Yesterday I spoke about the option of using a dedicated license to load data into Salesforce. This Automation User (perhaps it should be called “Unautomation User” or “No Automation User”) is similar to another kind of dedicated license – the API User.
The API User is a user license assigned for integrations only. If you don’t have any integrations, this user is not needed.
Unlike the Automation User, this user should not be a System Administrator. Instead it’s profile should be cloned from “Read Only” and upgraded based only on the objects it needs access to (a good name for this new profile is “API Only”).
Thus, if you’re only integrating with accounts, contacts and opportunities, those are the only objects this profile should be able to access. The type of access depends on the nature of the integration, but a good starting point is limiting access (i.e. read and create) and upgrading them as needed.

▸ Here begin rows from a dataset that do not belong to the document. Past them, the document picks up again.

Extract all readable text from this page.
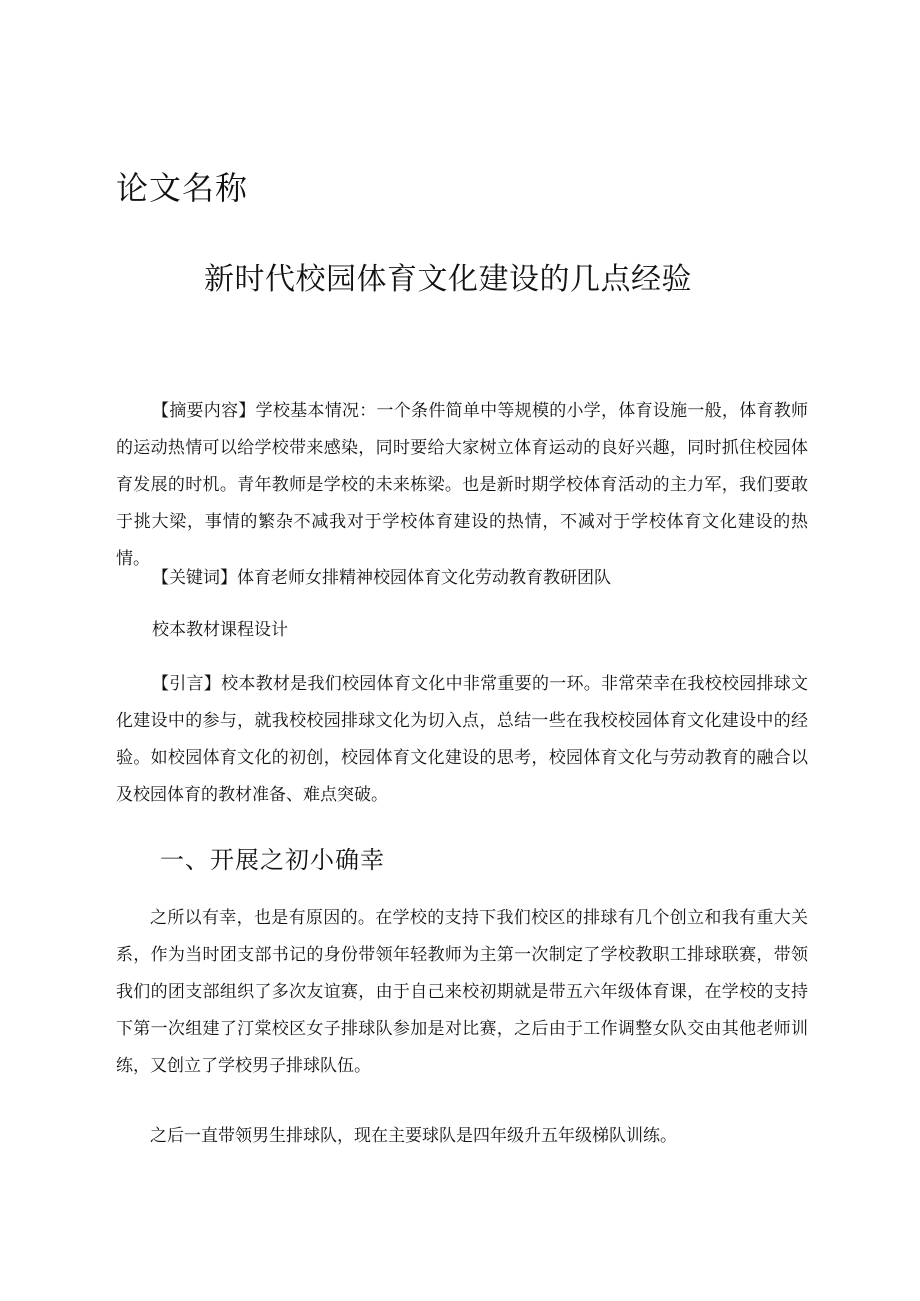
论文名称
新时代校园体育文化建设的几点经验

【摘要内容】学校基本情况：一个条件简单中等规模的小学，体育设施一般，体育教师的运动热情可以给学校带来感染，同时要给大家树立体育运动的良好兴趣，同时抓住校园体育发展的时机。青年教师是学校的未来栋梁。也是新时期学校体育活动的主力军，我们要敢于挑大梁，事情的繁杂不减我对于学校体育建设的热情，不减对于学校体育文化建设的热情。

【关键词】体育老师女排精神校园体育文化劳动教育教研团队

校本教材课程设计

【引言】校本教材是我们校园体育文化中非常重要的一环。非常荣幸在我校校园排球文化建设中的参与，就我校校园排球文化为切入点，总结一些在我校校园体育文化建设中的经验。如校园体育文化的初创，校园体育文化建设的思考，校园体育文化与劳动教育的融合以及校园体育的教材准备、难点突破。

一、开展之初小确幸

之所以有幸，也是有原因的。在学校的支持下我们校区的排球有几个创立和我有重大关系，作为当时团支部书记的身份带领年轻教师为主第一次制定了学校教职工排球联赛，带领我们的团支部组织了多次友谊赛，由于自己来校初期就是带五六年级体育课，在学校的支持下第一次组建了汀棠校区女子排球队参加是对比赛，之后由于工作调整女队交由其他老师训练，又创立了学校男子排球队伍。

之后一直带领男生排球队，现在主要球队是四年级升五年级梯队训练。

Further, the system permission, “Api Only User” should be set to true. This allows this user to login through the API only, and not through the UI.
If you have multiple integrations, the same API User can be used, unless there are specific use cases that require additional API users.
The takeaway
Some clients don’t like the idea of “burning” user licenses for these purposes. It’s your role as a Salesforce consultant to explain the value in protecting their data by limiting access.
Just like you don’t want dozens of system administrators running around, you need to keep integrations and automations flowing smoothly and securely.